When we submitted Freedom of Information Act (FOIA) requests to the Environmental Protection Agency to access data on CCS projects, we received full pages of documents redacted at the companies’ request and with the EPA’s permission.
“This is extremely dangerous in terms of corporate accountability and transparency on environmental issues because entire pages have been removed from Freedom of Information Act requests and public information requests that are so important to the community and their safety,” Rosado said.
Advocates called for greater transparency and accountability around public funding for untested and expensive climate solutions.
Hanna called for “pausing the whole thing until we really start answering some of the big questions that are out there, rather than just expanding and extending it on autopilot, which will cost a huge amount of money and again leave big questions and a lack of transparency and oversight.”

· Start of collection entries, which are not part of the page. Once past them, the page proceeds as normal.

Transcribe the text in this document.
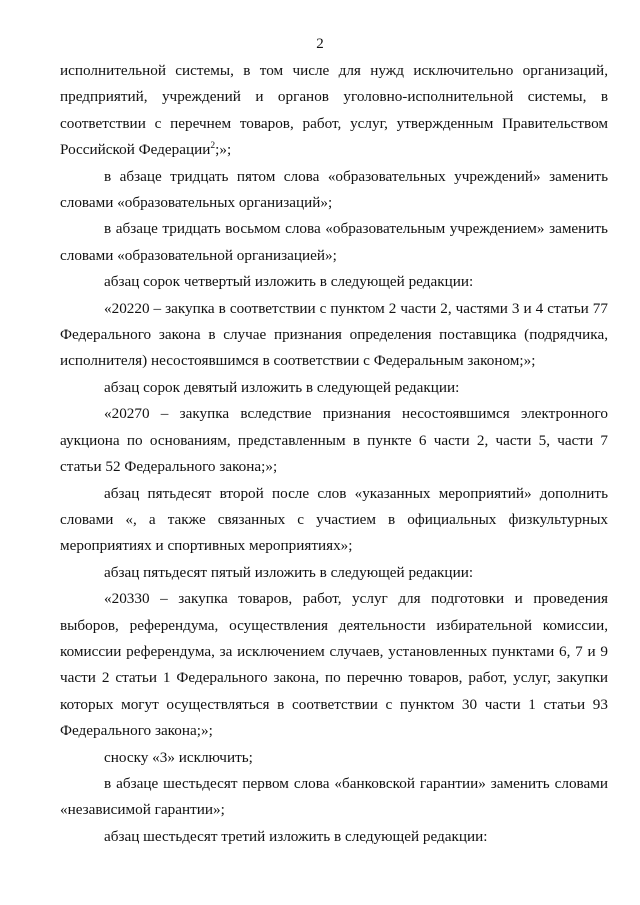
2

исполнительной системы, в том числе для нужд исключительно организаций, предприятий, учреждений и органов уголовно-исполнительной системы, в соответствии с перечнем товаров, работ, услуг, утвержденным Правительством Российской Федерации$^2$;»;

в абзаце тридцать пятом слова «образовательных учреждений» заменить словами «образовательных организаций»;

в абзаце тридцать восьмом слова «образовательным учреждением» заменить словами «образовательной организацией»;

абзац сорок четвертый изложить в следующей редакции:

«20220 – закупка в соответствии с пунктом 2 части 2, частями 3 и 4 статьи 77 Федерального закона в случае признания определения поставщика (подрядчика, исполнителя) несостоявшимся в соответствии с Федеральным законом;»;

абзац сорок девятый изложить в следующей редакции:

«20270 – закупка вследствие признания несостоявшимся электронного аукциона по основаниям, представленным в пункте 6 части 2, части 5, части 7 статьи 52 Федерального закона;»;

абзац пятьдесят второй после слов «указанных мероприятий» дополнить словами «, а также связанных с участием в официальных физкультурных мероприятиях и спортивных мероприятиях»;

абзац пятьдесят пятый изложить в следующей редакции:

«20330 – закупка товаров, работ, услуг для подготовки и проведения выборов, референдума, осуществления деятельности избирательной комиссии, комиссии референдума, за исключением случаев, установленных пунктами 6, 7 и 9 части 2 статьи 1 Федерального закона, по перечню товаров, работ, услуг, закупки которых могут осуществляться в соответствии с пунктом 30 части 1 статьи 93 Федерального закона;»;

сноску «3» исключить;

в абзаце шестьдесят первом слова «банковской гарантии» заменить словами «независимой гарантии»;

абзац шестьдесят третий изложить в следующей редакции:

Community organizations in the Lone Star State Petition The EPA rejected the Texas Railroad Commission’s request for primary oversight over CCS projects in the state.
“Allowing Texas to continue on this path would be irresponsible and will only serve oil and gas interests. That’s why it’s so important that the EPA doesn’t leave regulation of dangerous CCS projects to the Texas Railroad Commission, which is in the pockets of fossil fuel companies, putting our communities at risk while they make profits,” Powell said in a statement. “We need to chart a new course here in Texas and in Washington to incentivize climate action that actually works.”
Therefore, Commission Shift has reached out to concerned residents: comment Regarding the proposed new EPA permit for a CCS project in the Permian Basin.
“Let them know that you need an extension to review the permits, and that you definitely don’t want these projects in the Permian, this is not the right place for these projects,” Powell said.